The Threat of Pollution Tariffs
Economists Warn of a Climate Trade War
By Markus Becker and Christoph Seidler
These days, screwing with the environment could cost you: The failed summit in Copenhagen has spawned the idea for a carbon surcharge in global trade. Just how serious are the threats from Western politicians against China & Co.? International lawyers and environmental economists are skeptical.
John Kerry was on a roll. At the Copenhagen climate summit, the former US presidential candidate delivered a fiery speech that was mostly directed at China. If the US has to accept binding targets for reducing their greenhouse gas emissions, then Beijing must do the same, Kerry told his audience. Workers in the US should not "lose their jobs to India and China because those countries are not participating in a way that is measurable, reportable and verifiable," he said.

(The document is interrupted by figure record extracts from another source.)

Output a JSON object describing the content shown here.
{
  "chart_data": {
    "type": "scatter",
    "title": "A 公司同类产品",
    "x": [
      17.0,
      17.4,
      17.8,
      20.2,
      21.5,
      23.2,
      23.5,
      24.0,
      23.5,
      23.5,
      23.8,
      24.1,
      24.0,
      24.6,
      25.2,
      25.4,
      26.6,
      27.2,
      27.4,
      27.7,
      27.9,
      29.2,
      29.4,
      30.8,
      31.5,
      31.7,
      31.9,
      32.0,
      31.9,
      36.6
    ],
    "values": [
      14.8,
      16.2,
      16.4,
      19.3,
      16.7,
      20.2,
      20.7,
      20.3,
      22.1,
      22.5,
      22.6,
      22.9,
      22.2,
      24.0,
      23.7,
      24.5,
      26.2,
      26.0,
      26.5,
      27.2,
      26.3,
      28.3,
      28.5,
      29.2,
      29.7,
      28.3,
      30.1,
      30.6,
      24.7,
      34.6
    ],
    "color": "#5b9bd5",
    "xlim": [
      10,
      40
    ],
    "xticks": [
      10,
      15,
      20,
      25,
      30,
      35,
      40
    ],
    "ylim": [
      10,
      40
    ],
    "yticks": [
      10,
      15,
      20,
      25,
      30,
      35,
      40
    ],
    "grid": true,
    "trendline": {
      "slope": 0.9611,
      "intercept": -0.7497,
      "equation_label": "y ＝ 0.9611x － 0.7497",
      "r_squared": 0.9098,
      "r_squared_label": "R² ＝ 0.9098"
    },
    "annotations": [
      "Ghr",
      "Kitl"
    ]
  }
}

This was an expression of the old fear in industrialized countries that aggressive action on climate change could lead to local economic disadvantages. Environmentalist politicians and academics have long been calling for the establishment of a global emissions trade. It is a simple and captivating idea for many: Each state gets a certain amount of CO2 allowances. Those who want to emit more must buy emissions rights from other countries that emit less CO2. Ideally, poorer countries would automatically make money, and rich countries would at the same time have a financial incentive to reduce their CO2 emissions.